Patch employees declined to be quoted on the record for this article because AOL is offering a severance bonus of $3,500 to employees who stay on and do not talk to the press until Oct. 15, according to a Patch employee. Emailed requests for comment from Patch Media were not returned.
Patch was founded by Tim Armstrong and partners in 2007 and then sold to AOL for about $7 million in 2009, after Armstrong had become chief executive of AOL. It bought Patch to widen its content business, which also includes Huffington Post.
Many of the Patch sites in Los Angeles were launched in 2010. They span from the San Fernando Valley to the South Bay. The ambitious rollout was welcomed by many journalists since traditional news organizations were downsizing.
The idea behind Patch was to give local communities the news and information that was often overlooked by regional outlets: for example, coverage of neighborhood council and school board meetings. The model was designed to be low-cost – a single editor equipped with a laptop would oversee the coverage of a community and serve as the face of the local site.
But part of the problem has been the costliness of newsgathering. AOL has sunk as much as $120 million a year into the venture since buying it, according to analysts, tweaking the model throughout.

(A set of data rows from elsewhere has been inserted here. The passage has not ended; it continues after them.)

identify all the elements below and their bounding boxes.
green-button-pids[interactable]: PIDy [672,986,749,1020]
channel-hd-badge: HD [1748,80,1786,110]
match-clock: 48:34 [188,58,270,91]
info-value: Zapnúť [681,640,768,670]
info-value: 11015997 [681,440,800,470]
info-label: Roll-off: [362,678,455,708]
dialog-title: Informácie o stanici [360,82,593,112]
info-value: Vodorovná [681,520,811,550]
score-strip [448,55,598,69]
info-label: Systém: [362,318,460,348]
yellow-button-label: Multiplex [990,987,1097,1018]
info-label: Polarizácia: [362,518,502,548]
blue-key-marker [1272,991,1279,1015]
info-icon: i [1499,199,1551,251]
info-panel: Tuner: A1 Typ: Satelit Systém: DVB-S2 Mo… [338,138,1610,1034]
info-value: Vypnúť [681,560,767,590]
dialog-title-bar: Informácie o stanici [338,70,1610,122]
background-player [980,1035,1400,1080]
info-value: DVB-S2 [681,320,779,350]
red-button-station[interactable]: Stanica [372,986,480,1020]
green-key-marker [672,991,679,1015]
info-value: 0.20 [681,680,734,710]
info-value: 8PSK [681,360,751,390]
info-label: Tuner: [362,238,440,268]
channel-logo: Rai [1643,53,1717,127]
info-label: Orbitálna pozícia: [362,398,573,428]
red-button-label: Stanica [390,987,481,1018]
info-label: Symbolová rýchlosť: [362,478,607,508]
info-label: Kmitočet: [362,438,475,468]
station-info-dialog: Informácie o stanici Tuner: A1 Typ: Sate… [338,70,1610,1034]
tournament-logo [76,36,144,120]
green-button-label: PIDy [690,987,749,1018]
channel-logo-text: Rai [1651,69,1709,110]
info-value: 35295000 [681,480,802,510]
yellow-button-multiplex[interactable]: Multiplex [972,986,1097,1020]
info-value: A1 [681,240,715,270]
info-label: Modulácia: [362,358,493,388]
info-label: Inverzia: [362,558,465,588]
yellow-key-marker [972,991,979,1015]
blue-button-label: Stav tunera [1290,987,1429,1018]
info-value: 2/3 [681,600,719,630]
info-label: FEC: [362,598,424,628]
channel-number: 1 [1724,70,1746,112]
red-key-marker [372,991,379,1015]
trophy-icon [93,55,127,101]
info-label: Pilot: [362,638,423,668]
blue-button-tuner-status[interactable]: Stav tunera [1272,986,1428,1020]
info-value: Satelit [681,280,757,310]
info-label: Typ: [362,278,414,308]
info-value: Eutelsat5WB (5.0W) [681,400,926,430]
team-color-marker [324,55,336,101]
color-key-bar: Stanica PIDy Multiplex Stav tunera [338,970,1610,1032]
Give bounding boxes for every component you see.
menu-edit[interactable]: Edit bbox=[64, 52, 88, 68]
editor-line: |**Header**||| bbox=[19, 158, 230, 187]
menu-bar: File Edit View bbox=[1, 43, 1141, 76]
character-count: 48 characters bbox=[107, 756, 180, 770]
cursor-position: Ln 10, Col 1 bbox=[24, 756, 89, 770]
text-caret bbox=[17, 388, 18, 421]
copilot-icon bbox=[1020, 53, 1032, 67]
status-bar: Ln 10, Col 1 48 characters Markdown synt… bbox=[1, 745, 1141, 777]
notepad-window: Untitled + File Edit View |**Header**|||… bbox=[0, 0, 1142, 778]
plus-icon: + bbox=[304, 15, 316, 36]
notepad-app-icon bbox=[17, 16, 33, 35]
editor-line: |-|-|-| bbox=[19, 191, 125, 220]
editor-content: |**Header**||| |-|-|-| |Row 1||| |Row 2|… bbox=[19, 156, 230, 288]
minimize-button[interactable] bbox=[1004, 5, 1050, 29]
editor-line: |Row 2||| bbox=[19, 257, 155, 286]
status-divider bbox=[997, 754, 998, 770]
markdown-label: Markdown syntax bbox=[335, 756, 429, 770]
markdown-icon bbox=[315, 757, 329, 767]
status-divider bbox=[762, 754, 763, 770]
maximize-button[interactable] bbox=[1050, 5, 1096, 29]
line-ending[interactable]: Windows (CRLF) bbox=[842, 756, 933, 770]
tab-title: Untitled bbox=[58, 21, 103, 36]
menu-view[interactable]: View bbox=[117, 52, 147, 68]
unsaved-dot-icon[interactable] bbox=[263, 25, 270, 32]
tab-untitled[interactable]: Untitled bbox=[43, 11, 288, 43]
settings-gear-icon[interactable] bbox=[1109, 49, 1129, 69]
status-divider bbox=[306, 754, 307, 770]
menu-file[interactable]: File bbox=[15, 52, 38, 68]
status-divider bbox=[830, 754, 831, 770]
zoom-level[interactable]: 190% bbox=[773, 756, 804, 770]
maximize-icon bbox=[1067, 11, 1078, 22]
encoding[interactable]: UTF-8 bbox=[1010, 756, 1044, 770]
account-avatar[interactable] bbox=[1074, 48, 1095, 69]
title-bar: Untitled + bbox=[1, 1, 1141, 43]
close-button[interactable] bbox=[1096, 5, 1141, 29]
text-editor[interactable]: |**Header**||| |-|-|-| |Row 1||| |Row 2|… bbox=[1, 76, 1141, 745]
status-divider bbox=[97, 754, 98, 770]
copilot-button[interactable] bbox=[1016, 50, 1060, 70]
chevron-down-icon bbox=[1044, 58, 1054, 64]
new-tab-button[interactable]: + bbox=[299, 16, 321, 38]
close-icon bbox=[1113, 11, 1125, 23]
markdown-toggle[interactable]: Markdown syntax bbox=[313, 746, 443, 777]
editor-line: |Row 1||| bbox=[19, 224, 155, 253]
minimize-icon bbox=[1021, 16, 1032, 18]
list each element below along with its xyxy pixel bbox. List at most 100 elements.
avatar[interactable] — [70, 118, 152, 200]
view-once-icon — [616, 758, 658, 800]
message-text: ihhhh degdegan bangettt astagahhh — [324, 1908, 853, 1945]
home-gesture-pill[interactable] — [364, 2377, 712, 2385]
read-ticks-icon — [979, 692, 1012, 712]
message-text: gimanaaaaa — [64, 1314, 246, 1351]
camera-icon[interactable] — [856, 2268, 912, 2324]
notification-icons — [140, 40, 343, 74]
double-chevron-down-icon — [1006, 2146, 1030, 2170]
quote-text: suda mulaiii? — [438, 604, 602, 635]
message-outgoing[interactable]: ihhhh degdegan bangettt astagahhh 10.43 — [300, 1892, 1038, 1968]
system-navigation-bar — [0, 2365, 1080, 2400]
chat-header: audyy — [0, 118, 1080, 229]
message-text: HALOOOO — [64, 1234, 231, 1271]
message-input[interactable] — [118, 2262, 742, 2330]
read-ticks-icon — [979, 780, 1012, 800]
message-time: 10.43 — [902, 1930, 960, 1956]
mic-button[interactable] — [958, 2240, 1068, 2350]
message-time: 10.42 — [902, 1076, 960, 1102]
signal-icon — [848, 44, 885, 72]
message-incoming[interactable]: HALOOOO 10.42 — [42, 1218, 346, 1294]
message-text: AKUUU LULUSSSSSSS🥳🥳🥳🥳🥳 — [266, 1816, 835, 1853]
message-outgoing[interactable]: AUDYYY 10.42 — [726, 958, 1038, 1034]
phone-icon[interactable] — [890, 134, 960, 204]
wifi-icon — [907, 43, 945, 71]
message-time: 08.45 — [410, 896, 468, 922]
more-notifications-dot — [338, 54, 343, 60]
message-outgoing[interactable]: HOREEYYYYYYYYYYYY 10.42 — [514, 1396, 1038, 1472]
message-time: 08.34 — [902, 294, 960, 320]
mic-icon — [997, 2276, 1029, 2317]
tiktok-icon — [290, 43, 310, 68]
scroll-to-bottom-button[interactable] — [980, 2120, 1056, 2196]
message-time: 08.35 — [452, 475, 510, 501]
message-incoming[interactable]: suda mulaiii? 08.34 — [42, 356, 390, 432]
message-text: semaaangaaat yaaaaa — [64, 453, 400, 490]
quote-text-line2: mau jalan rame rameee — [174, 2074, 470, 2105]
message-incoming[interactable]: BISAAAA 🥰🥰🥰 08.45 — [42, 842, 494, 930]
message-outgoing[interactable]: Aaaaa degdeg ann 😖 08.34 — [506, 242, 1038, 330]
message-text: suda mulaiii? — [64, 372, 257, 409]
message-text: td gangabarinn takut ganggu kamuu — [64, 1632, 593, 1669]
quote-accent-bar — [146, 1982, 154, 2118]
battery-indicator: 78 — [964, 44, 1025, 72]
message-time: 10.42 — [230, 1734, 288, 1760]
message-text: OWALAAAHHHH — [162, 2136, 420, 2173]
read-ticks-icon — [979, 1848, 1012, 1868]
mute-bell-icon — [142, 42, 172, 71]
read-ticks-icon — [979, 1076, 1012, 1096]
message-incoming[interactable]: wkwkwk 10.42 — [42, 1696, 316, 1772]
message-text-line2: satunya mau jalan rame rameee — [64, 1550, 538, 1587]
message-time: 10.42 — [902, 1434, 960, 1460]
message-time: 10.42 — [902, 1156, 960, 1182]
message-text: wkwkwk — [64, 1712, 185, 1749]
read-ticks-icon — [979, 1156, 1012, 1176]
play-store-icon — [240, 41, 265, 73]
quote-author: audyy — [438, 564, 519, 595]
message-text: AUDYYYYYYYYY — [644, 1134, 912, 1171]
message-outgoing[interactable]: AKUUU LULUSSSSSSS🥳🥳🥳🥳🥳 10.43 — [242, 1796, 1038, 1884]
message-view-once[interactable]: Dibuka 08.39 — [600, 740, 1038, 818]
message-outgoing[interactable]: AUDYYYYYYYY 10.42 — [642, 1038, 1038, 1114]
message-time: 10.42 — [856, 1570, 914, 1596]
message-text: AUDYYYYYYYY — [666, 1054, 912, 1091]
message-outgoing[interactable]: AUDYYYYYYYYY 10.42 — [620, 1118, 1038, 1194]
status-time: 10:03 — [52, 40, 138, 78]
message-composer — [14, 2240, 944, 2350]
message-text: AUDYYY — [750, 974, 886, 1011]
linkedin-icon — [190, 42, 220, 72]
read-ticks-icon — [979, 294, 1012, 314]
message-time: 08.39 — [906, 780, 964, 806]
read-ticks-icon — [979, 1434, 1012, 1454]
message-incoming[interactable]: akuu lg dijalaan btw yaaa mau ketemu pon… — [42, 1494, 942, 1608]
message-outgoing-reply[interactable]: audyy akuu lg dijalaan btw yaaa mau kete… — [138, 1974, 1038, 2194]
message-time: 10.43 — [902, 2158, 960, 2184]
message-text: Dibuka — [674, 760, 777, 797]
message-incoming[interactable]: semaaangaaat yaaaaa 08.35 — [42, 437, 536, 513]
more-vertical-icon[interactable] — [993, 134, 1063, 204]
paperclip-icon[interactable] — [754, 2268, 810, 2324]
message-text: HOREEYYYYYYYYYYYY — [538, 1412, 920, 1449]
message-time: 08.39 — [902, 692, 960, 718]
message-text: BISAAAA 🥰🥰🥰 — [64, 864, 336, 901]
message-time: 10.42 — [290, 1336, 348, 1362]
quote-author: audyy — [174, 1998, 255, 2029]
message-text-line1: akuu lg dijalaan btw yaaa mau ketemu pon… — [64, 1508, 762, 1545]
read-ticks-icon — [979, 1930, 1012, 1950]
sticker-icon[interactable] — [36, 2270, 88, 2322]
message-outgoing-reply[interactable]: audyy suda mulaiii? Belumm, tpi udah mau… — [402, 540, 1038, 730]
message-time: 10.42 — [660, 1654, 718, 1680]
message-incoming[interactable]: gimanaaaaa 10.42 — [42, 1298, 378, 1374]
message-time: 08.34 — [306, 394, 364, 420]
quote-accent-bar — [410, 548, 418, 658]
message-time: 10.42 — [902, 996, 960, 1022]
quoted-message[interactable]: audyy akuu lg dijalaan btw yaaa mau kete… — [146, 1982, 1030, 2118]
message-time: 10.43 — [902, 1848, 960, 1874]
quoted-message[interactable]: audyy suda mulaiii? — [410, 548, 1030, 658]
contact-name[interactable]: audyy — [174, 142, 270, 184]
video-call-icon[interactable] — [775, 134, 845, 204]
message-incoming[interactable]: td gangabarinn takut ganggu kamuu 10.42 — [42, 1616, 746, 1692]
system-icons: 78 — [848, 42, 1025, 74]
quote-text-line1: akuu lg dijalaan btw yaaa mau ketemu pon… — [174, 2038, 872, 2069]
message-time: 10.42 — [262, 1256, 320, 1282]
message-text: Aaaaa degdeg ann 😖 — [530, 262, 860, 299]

For example, Patch began by giving site editors about $2,500 a month to commission freelance stories, but that budget was reduced soon after. The company then began to rely more heavily on hiring full-time assistant local editors to report news.
Another challenge has been applying a national Patch model to individual communities. For example, L.A. Patch sites were mandated by New York headquarters to produce content that would appeal to mothers. Local editors were also told to establish a “moms’ council” in their communities. But getting readers to meet up in person was difficult.
“That’s where it got frustrating,” said a former Patch regional editor in Los Angeles, who spoke on condition of anonymity out of reluctance to criticize a former employer. “In some communities in Los Angeles, where people don’t know the people next door, it can be a challenging thing to set up that model.”
Some Patch sites have nonetheless won acceptance from communities, especially sites started by known journalists in communities with high levels of civic engagement.
For example, a former Patch worker explained, Malibu Patch, was run at the outset by Jonathan Friedman, a veteran of the Malibu Times. The site was popular as a result and remained so under a new editor, Jessica Davis, who took over when Friedman moved to the East Coast last year. The former worker said the site owed its popularity to the editors and a community that cares deeply about local news.